Lehrkräftemangel eskaliert: Landesregierung leistet bildungspolitischen Offenbarungseid – Bündnisgrüne fordern Notfallplan für Brandenburgs Schulen

Zur Ankündigung von Bildungsminister Gordon Hoffmann, dass der Kernunterricht im Schuljahr 2026/2027 nicht mehr an allen Schulen in Brandenburg abgesichert werden kann, erklärt Juliana Meyer, Landesvorsitzende der Brandenburger Bündnisgrünen:

„Erst baut die Landesregierung Stellen ab, dann zeigt sie sich überrascht, dass die Unterrichtsgarantie nicht mehr überall gehalten werden kann. Dieses Chaos ist hausgemacht. Der Lehrkräftemangel ist seit Jahren bekannt, trotzdem wurde nicht vorausschauend geplant, sondern weiter auf Kante genäht. Nach der Streichung von 345 Vollzeitstellen nun einzuräumen, dass der Kernunterricht wackelt, ist ein bildungspolitischer Offenbarungseid. Das ist kein Betriebsunfall, sondern das Ergebnis jahrelanger Ideen- und Planlosigkeit in der Bildungspolitik.
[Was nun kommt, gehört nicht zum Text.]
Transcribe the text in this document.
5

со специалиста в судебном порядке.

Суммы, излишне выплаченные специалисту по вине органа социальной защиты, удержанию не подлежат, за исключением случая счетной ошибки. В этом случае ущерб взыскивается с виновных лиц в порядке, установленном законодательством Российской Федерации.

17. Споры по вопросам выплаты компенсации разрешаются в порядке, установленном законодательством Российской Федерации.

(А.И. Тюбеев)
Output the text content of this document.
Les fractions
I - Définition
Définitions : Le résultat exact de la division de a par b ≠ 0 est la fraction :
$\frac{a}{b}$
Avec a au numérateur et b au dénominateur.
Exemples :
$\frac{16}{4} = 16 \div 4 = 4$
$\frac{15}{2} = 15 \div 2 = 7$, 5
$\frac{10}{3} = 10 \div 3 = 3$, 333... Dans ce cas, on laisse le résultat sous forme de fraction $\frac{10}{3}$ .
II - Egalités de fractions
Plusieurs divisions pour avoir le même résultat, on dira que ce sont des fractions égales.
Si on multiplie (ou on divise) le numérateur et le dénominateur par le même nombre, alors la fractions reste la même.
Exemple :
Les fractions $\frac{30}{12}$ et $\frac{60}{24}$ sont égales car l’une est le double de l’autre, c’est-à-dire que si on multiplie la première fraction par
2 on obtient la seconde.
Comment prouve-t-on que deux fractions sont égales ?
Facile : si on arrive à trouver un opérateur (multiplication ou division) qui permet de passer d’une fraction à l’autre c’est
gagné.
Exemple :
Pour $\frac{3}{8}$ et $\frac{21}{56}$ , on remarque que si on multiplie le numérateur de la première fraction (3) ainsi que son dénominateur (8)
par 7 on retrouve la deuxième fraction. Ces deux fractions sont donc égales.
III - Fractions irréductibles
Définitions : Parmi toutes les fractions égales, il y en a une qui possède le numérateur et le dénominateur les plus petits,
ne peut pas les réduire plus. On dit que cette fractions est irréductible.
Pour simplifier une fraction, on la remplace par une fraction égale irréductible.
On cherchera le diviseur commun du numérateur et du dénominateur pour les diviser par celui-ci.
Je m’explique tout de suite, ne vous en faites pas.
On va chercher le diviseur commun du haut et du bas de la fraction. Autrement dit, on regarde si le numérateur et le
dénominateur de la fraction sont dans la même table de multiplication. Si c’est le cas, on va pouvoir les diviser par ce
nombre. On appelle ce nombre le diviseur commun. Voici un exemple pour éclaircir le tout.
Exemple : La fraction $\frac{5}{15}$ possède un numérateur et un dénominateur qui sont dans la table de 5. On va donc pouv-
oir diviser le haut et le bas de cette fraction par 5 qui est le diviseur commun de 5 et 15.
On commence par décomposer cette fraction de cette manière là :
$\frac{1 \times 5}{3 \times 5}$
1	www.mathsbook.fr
Es ist gut, dass der Minister Hoffmann die Situation nicht schönredet und Bereitschaft zu flexiblen Lösungen zeigt. Aber Ehrlichkeit allein ersetzt keine Politik. Jetzt braucht es einen verbindlichen Plan, wie Brandenburg Lehrkräfte gewinnt, Schulen entlastet, Unterricht sichert und den Beruf wieder attraktiver macht. Der CDU-Minister hatte genug Zeit, sich die Lage an den Schulen, die Einstellungssituation und die Folgen des Lehrkräftemangels anzuschauen. Dass diese Erkenntnis erst jetzt kommt, ist kaum zu erklären. Wer Regierungsverantwortung übernimmt, muss mehr liefern als Problembeschreibungen.

Die Arbeitsbelastung an den Schulen ist enorm, die Anerkennung und Wertschätzung des Lehrerberufs sind viel zu gering, die Attraktivität des Berufs leidet massiv. Dafür trägt diese Landesregierung Verantwortung. Dauerhafte Überlastung von Lehrkräften sorgt dafür, dass Brandenburg im Wettbewerb um Fachkräfte weiter zurückfällt.

Sparen bei Schulen beschneidet die Zukunftschancen von Kindern und Jugendlichen in Brandenburg. Schlechte Unterrichtsversorgung verschärft bestehende Probleme: Familien überlegen sich sehr genau, ob sie in eine Region ziehen oder dort bleiben, wenn sie hören, dass Unterricht ausfällt, Abschlüsse wackeln und Schulen dauerhaft am Limit arbeiten. Bildungspolitik ist auch Standortpolitik. Diese Landesregierung gefährdet beides.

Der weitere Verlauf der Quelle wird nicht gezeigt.